Apology to John Henry
Ryan Bonner
  This train-yard is no home, but it’s close
  with the ghost of mobility haunting

  every horn-blast; yet still I stay,
  stealing hours after dark to stutter

  down the lines and back again to find
  a place to lay and put off sleep like here

  between these two old freights scheduled
  to continue mañana with cargo I’ll never buy.

  I admit: I’m the one that pulled down
  the stars last night; I clawed the sky

  with these idle hands just to hear them
  fall on steel rails. Buttery explosions

  whitewashed every sooty whistle that night.
  I collected the glowing rocks, all my pockets

  could hold, to put towards a honest fare
  to that mythic land “Anywhere-but-here,”

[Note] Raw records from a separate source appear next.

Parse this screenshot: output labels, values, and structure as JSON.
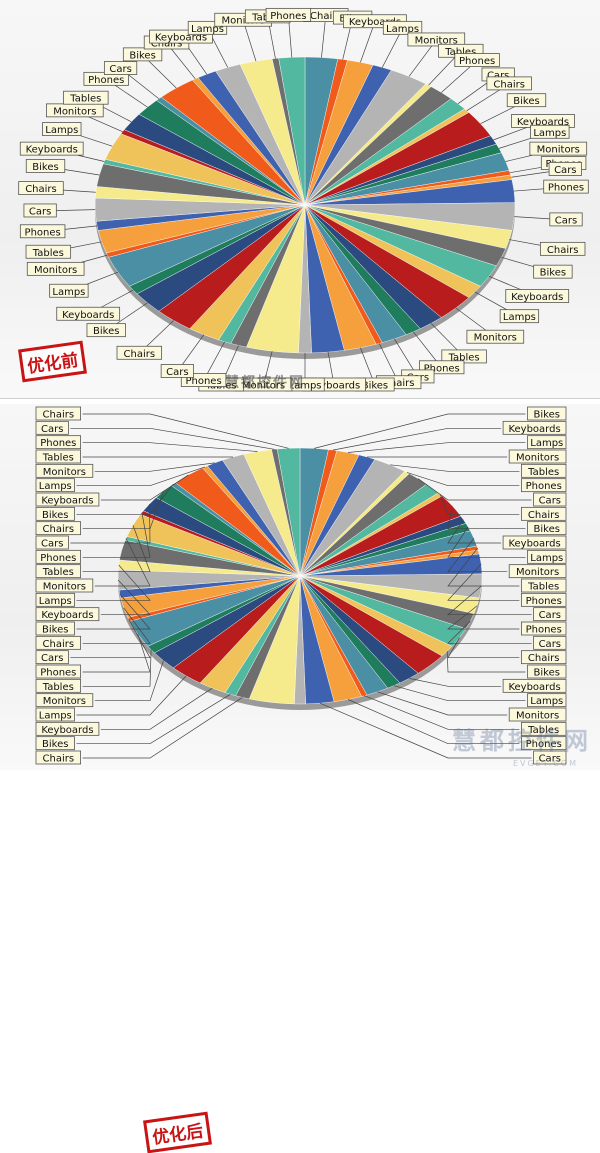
{
  "stamps": {
    "before": "优化前",
    "after": "优化后"
  },
  "watermark": {
    "brand": "慧都控件网",
    "url": "EVGET.COM",
    "mid_brand": "慧都控件网"
  },
  "chart_data": [
    {
      "type": "pie",
      "name": "before",
      "categories": [
        "Chairs",
        "Bikes",
        "Keyboards",
        "Lamps",
        "Monitors",
        "Tables",
        "Phones",
        "Cars",
        "Chairs",
        "Bikes",
        "Keyboards",
        "Lamps",
        "Monitors",
        "Phones",
        "Cars",
        "Phones",
        "Cars",
        "Chairs",
        "Bikes",
        "Keyboards",
        "Lamps",
        "Monitors",
        "Tables",
        "Phones",
        "Cars",
        "Chairs",
        "Bikes",
        "Keyboards",
        "Lamps",
        "Monitors",
        "Tables",
        "Phones",
        "Cars",
        "Chairs",
        "Bikes",
        "Keyboards",
        "Lamps",
        "Monitors",
        "Tables",
        "Phones",
        "Cars",
        "Chairs",
        "Bikes",
        "Keyboards",
        "Lamps",
        "Monitors",
        "Tables",
        "Phones",
        "Cars",
        "Bikes",
        "Chairs",
        "Keyboards",
        "Lamps",
        "Monitors",
        "Tables",
        "Phones"
      ],
      "values": [
        5,
        1.5,
        4,
        3,
        6,
        1,
        4,
        3,
        1,
        6,
        2,
        2,
        4,
        1,
        1,
        5,
        6,
        4,
        4,
        5,
        3,
        6,
        4,
        2.5,
        4,
        1,
        5,
        5,
        2,
        8,
        2.5,
        2,
        5,
        6,
        5,
        2,
        7,
        1,
        5,
        2,
        5,
        2.5,
        5,
        1,
        6,
        1,
        4,
        4,
        1,
        6,
        1,
        3,
        4,
        5,
        1,
        4
      ],
      "colors": [
        "#4a8fa3",
        "#f05a1a",
        "#f5a03c",
        "#3f62b0",
        "#b4b4b4",
        "#f5ea8c",
        "#6e6e6e",
        "#52b8a0",
        "#f0c35a",
        "#b81c1c",
        "#2a4a80",
        "#1f7d5e"
      ]
    },
    {
      "type": "pie",
      "name": "after",
      "left_labels": [
        "Chairs",
        "Cars",
        "Phones",
        "Tables",
        "Monitors",
        "Lamps",
        "Keyboards",
        "Bikes",
        "Chairs",
        "Cars",
        "Phones",
        "Tables",
        "Monitors",
        "Lamps",
        "Keyboards",
        "Bikes",
        "Chairs",
        "Cars",
        "Phones",
        "Tables",
        "Monitors",
        "Lamps",
        "Keyboards",
        "Bikes",
        "Chairs"
      ],
      "right_labels": [
        "Bikes",
        "Keyboards",
        "Lamps",
        "Monitors",
        "Tables",
        "Phones",
        "Cars",
        "Chairs",
        "Bikes",
        "Keyboards",
        "Lamps",
        "Monitors",
        "Tables",
        "Phones",
        "Cars",
        "Phones",
        "Cars",
        "Chairs",
        "Bikes",
        "Keyboards",
        "Lamps",
        "Monitors",
        "Tables",
        "Phones",
        "Cars"
      ]
    }
  ]
}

  but dawn came right on time. That sweaty sun
  strolled across the sky, the way it always does,

  making fools of all. But, when that sun called
  it quits for the day, each star was remained

  where it belonged: fixed in the night’s canvas.
  I cursed my hubris for thinking I could change

  the sky, pockets full of rocks, and me
  no further from this train-yard than yesterday.

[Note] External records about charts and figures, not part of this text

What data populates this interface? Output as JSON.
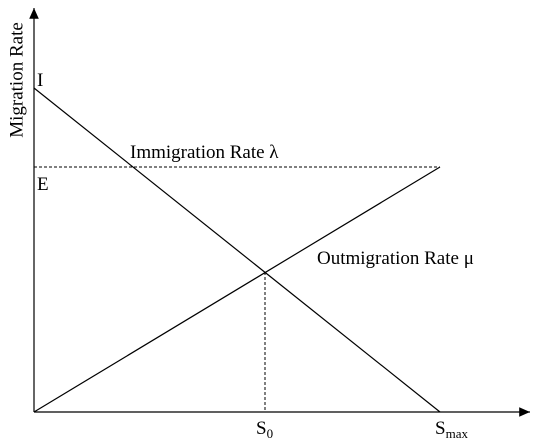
{
  "y_axis_label": "Migration Rate",
  "labels": {
    "i": "I",
    "e": "E",
    "immigration": "Immigration Rate λ",
    "outmigration": "Outmigration Rate μ"
  },
  "x_labels": {
    "s0": {
      "base": "S",
      "sub": "0"
    },
    "smax": {
      "base": "S",
      "sub": "max"
    }
  }
}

  How let down you would be, John Henry,
  if you could see all I haven’t done, if you could see

  how I’ve let your hammer rust. I’m sorry
  for not keeping the story straight. One day, I’ll quit

  this trainsmoke and drive my name through steel
  and dirt. I’ll haul at least one star through

  the Big Ben Tunnel near Talcott, West Virginia,
  even if I have to dig the tunnel myself.

Ryan Bonner's work has previously appeared in Barrow Street and Hayden's Ferry Review. Ryan received his MA in English from Texas Tech University and his MFA from Virginia Commonwealth University. While at VCU, he served as an associate production editor and lead audio editor for Blackbird, an Online Journal.